Medicare fraud may cost the United States between $60 billion and $120 billion annually. For the more than 50 million Medicare beneficiaries, fraud can mean receiving unnecessary, and in some cases dangerous, tests and procedures that pad a doctor’s paycheck. For the rest of us, it means wasted taxpayer dollars that could be invested in the program, which is funded in part by a trust fund projected to run out of money in 2030. Government officials have been looking for solutions to Medicare’s fraud problem for decades, and in 2010 they unleashed a Big Data solution to shut it down. Joe Eaton examines why the effort isn’t working.
Eaton‘s Pacific Standard cover story is currently available to subscribers and will be posted online on Monday, January 11. Until then, an excerpt:
Early on an October morning in 2010, Sergeant Steve Opferman of the Los Angeles County Sheriff’s Department wheeled an unmarked police car up to a nondescript suburban tract home in Montebello and waited.
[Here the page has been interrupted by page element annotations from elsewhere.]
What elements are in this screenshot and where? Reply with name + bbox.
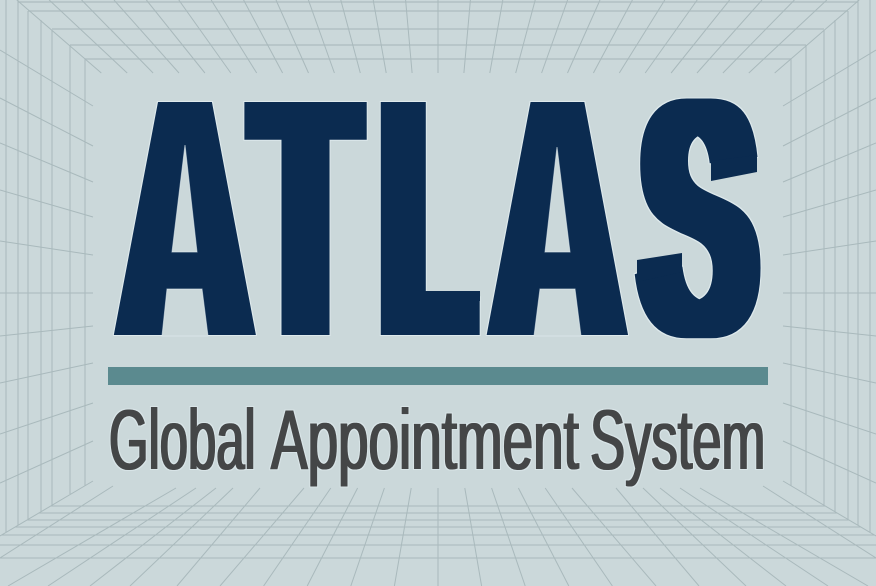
perspective grid: ceiling [17,0,859,73]
perspective grid: floor [0,486,876,586]
title letter interior shaping [162,145,757,336]
divider bar [108,367,768,385]
subtitle: Appointment [271,393,579,488]
perspective grid: left wall [0,0,93,536]
subtitle: System [590,392,765,487]
title: ATLAS: A [494,30,621,408]
title: ATLAS: S [642,28,755,407]
subtitle: Global [109,393,256,487]
title: ATLAS: T [254,28,357,407]
title: ATLAS [121,28,755,408]
title: ATLAS: L [383,30,472,408]
perspective grid: right wall [783,0,876,536]
title: ATLAS: A [121,30,249,408]
subtitle [109,392,765,488]
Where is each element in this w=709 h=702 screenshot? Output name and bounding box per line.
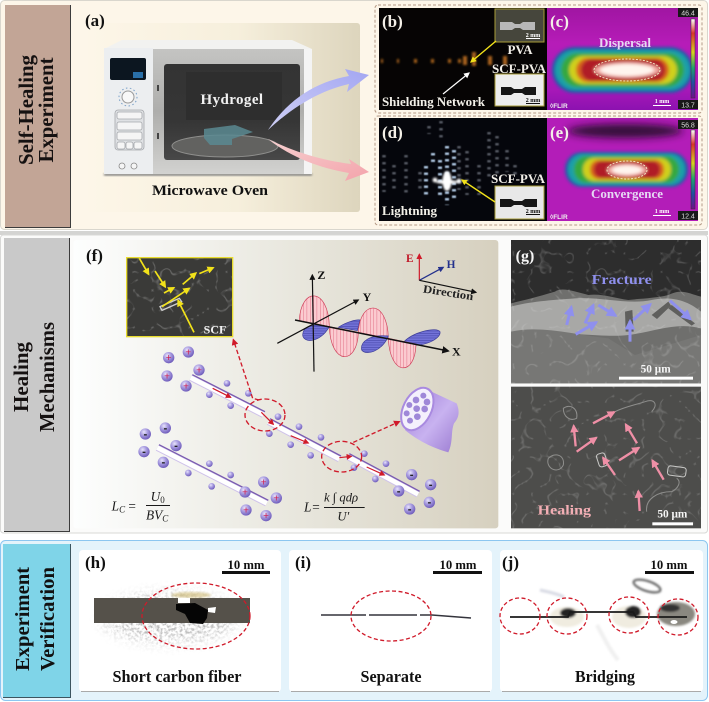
panel g: fracture and healing micrographs (511, 240, 701, 528)
formula: critical length: 0 (160, 495, 165, 505)
microwave display (110, 58, 146, 80)
hydrogel block (204, 125, 253, 145)
micrograph: fracture: 50 μm (641, 363, 671, 375)
positive charges: + (166, 353, 172, 364)
burn hole (176, 603, 208, 624)
label lightning: Lightning (382, 203, 437, 218)
colour scale: 46.4 (681, 10, 695, 18)
scale bar (433, 558, 482, 574)
microwave dial (119, 88, 137, 106)
direction key (406, 253, 476, 303)
inset: SCF-PVA sample: 2 mm (526, 98, 540, 104)
panel i: separate (289, 550, 492, 692)
dashed highlight (142, 583, 250, 649)
burnt fiber strip (94, 598, 250, 623)
caption: Separate (360, 667, 422, 686)
formula: critical length: L (112, 498, 119, 513)
scale bar: 10 mm (228, 558, 265, 572)
label: hydrogel: Hydrogel (201, 92, 263, 108)
label PVA: PVA (507, 42, 533, 57)
bridged fiber (510, 612, 687, 617)
section: experiment verification (0, 540, 708, 700)
panel h: short carbon fiber (79, 550, 281, 692)
sidebar: self-healing experiment: Self-Healing (14, 55, 38, 165)
negative charges: - (143, 428, 147, 440)
bright light columns (426, 146, 454, 205)
wave diagram: Y (363, 290, 372, 304)
colour scale: 56.8 (681, 122, 695, 130)
dashed frame: shielding results (375, 5, 702, 113)
wave diagram (277, 268, 461, 372)
formula: critical length: C (162, 514, 169, 524)
icon: microwave oven (104, 40, 312, 176)
arrow: yellow to network (471, 41, 496, 62)
wave diagram: Z (317, 268, 325, 282)
sidebar: experiment verification (3, 544, 71, 698)
caption: Short carbon fiber (112, 667, 242, 686)
label: shielding network: Shielding Network (382, 94, 486, 109)
direction key: Direction (422, 283, 475, 303)
arrow: white to network (443, 73, 469, 94)
arrow: pink to lightning result (268, 139, 369, 181)
micrograph: healing (511, 387, 701, 528)
formula: critical length: BV (146, 508, 162, 523)
positive charges (161, 346, 282, 522)
inset: SCF micrograph: SCF (204, 322, 226, 336)
FLIR mark: ◊FLIR (550, 103, 568, 110)
negative charges: - (397, 485, 401, 497)
current arrows on fibers (213, 388, 384, 475)
panel b: shielding network (379, 8, 547, 110)
label i: (i) (295, 553, 311, 572)
arrow: blue to shielding result (268, 69, 369, 130)
dashed frame: lightning results (375, 116, 702, 225)
negative charges: - (163, 422, 167, 434)
dim light columns (384, 121, 515, 195)
formula: critical length: C (119, 504, 126, 514)
formula: critical length (111, 489, 170, 524)
magnetic field lobes behind (338, 320, 440, 345)
microwave knobs (119, 163, 137, 169)
positive charges: + (196, 365, 202, 376)
scale bar: 1 mm (655, 209, 669, 215)
negative charges: - (410, 469, 414, 481)
soot marks (540, 577, 695, 660)
label convergence: Convergence (591, 186, 663, 201)
positive charges: + (273, 493, 279, 504)
arrow: yellow to bright spot (462, 180, 495, 202)
label: microwave oven: Microwave Oven (152, 183, 269, 199)
panel c: dispersal thermal map (547, 8, 698, 110)
label dispersal: Dispersal (599, 35, 651, 50)
scale bar: 1 mm (655, 99, 669, 105)
negative charges: - (142, 446, 146, 458)
scale bar: 10 mm (440, 558, 477, 572)
electric field lobes (299, 296, 416, 368)
soot smudge (102, 594, 238, 642)
scale bar: 10 mm (650, 558, 688, 572)
colour scale: 12.4 (681, 214, 695, 220)
dashed callout circles (245, 399, 362, 472)
sidebar: healing mechanisms: Healing (9, 342, 33, 412)
micrograph: fracture: Fracture (592, 273, 652, 288)
sidebar: experiment verification: Experiment (12, 567, 34, 671)
label j: (j) (502, 553, 519, 572)
magnetic field lobes front (303, 325, 388, 353)
dashed highlight (351, 591, 431, 641)
formula: critical length: U (151, 489, 160, 504)
caption: Bridging (575, 667, 636, 686)
positive charges: + (263, 511, 269, 522)
turntable tray (172, 135, 278, 157)
inset: PVA sample: 2 mm (526, 33, 540, 39)
negative charges: - (174, 440, 178, 452)
sidebar: healing mechanisms (4, 238, 70, 532)
positive charges: + (183, 381, 189, 392)
panel j: bridging (500, 550, 703, 692)
label f: (f) (86, 246, 103, 265)
sidebar: self-healing experiment: Experiment (34, 57, 58, 162)
micrograph: healing: 50 μm (657, 509, 688, 521)
FLIR mark: ◊FLIR (550, 214, 568, 221)
positive charges: + (185, 347, 191, 358)
negative charges (138, 422, 436, 515)
positive charges: + (164, 371, 170, 382)
colour scale (678, 8, 698, 110)
dashed highlights (500, 597, 698, 635)
label SCF-PVA: SCF-PVA (491, 171, 546, 186)
sidebar: experiment verification: Verification (37, 567, 59, 671)
scale bar (645, 558, 694, 574)
micrograph: fracture: (g) (516, 248, 534, 265)
formula: length integral (303, 491, 365, 523)
scale bar (653, 209, 671, 216)
label SCF-PVA: SCF-PVA (492, 61, 547, 76)
icon: fiber bundle (395, 382, 459, 452)
arrow: to fiber bundle (353, 422, 399, 442)
separated fiber (321, 615, 471, 618)
sidebar: self-healing experiment (5, 5, 71, 228)
formula: length integral: k ∫ qdρ (324, 491, 358, 506)
microwave buttons (115, 110, 144, 150)
formula: length integral: U′ (337, 509, 349, 523)
label c: (c) (550, 12, 569, 31)
wave diagram: X (452, 345, 461, 359)
negative charges: - (408, 503, 412, 515)
section: healing mechanisms (0, 231, 708, 533)
label h: (h) (85, 553, 106, 572)
direction key: H (447, 259, 456, 271)
scale bar (222, 558, 270, 574)
sidebar: healing mechanisms: Mechanisms (35, 322, 59, 432)
positive charges: + (243, 505, 249, 516)
inset: SCF-PVA sample: 2 mm (526, 209, 540, 215)
negative charges: - (427, 497, 431, 509)
scale bar (653, 99, 671, 106)
formula: length integral: L= (303, 500, 320, 515)
positive charges: + (261, 477, 267, 488)
panel f: mechanism diagram (73, 240, 498, 528)
colour scale (678, 120, 698, 220)
section: self-healing experiment (0, 0, 708, 230)
panel d: lightning (379, 118, 547, 221)
inset: SCF-PVA sample (495, 186, 544, 219)
negative charges: - (429, 479, 433, 491)
central flash (433, 171, 461, 191)
small carriers (185, 380, 389, 490)
micrograph: fracture (511, 240, 701, 383)
carbon fibers (157, 375, 420, 503)
label e: (e) (550, 123, 569, 142)
label a: (a) (85, 11, 105, 30)
inset: SCF-PVA sample (495, 74, 544, 106)
arrow: to SCF micrograph (233, 340, 259, 400)
label d: (d) (382, 123, 403, 142)
label b: (b) (382, 12, 403, 31)
panel a: microwave oven (88, 23, 369, 212)
colour scale: 13.7 (681, 102, 695, 110)
formula: critical length: = (125, 498, 136, 513)
positive charges: + (242, 487, 248, 498)
inset: PVA sample (495, 9, 544, 42)
negative charges: - (161, 457, 165, 469)
panel e: convergence thermal map (547, 118, 698, 221)
inset: SCF micrograph (127, 258, 233, 337)
micrograph: healing: Healing (538, 503, 591, 518)
direction key: E (406, 253, 414, 265)
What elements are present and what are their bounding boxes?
Opferman, an undercover health-care fraud investigator with long black hair and a passing resemblance to the actor Steven Seagal, had been tailing Arthur Manasarian, a suspected member of an Armenian-American crime ring, since Manasarian arrived in town two days before on a flight from Russia. Agents tracked Manasarian as he walked through the gate at Los Angeles International Airport and followed the Mercedes-Benz sedan that dropped him off at the Montebello house, which was owned by a distant relative. If Opferman’s surveillance team was correct, he hadn’t left. When Opferman’s team of agents from the Federal Bureau of Investigation, local police, and sheriff ’s deputies got the signal to go, they knocked on the door, prepared to bash it open with a battering ram if necessary. Instead, a short, balding man in sweatpants—more accountant than gangster—answered. It was Manasarian. He did not resist, and police found no guns. The team radioed the arrest to FBI agents in L.A., who passed the message to New York, where the agency was tallying the results of a nationwide operation.
Across the country, police and FBI agents were waiting outside the homes and hotel rooms of dozens of other suspects in what at the time was the largest known scam by a single criminal enterprise against Medicare, the public health insurance program for the nation’s elderly. Federal indictments charged Manasarian and 72 others in a scheme as brazen as it was simple. According to the indictments, the group set up more than 100 fake medical clinics from New York to L.A. and billed Medicare using the stolen identities of doctors and senior citizens. The take was at least $35 million.
Before the day was through, the operation netted 52 people, including a high-level underworld enforcer named Armen Kazarian. At a press conference in Manhattan, federal prosecutors and law enforcement officials billed the arrests as a triumph in the fight against health-care fraud.
But for cops like Opferman and other health-care fraud experts, the arrests were just another high-profile example of a failure: the failure of the federal government to protect Medicare from criminals. Fighting fraud with law enforcement is like “dipping a net in a river”—you may catch one big fish but thousands of little fish pass through, says Opferman, who retired in March. It’s everywhere. And by the time police catch up with fraudsters, the money—taxpayer money—is gone.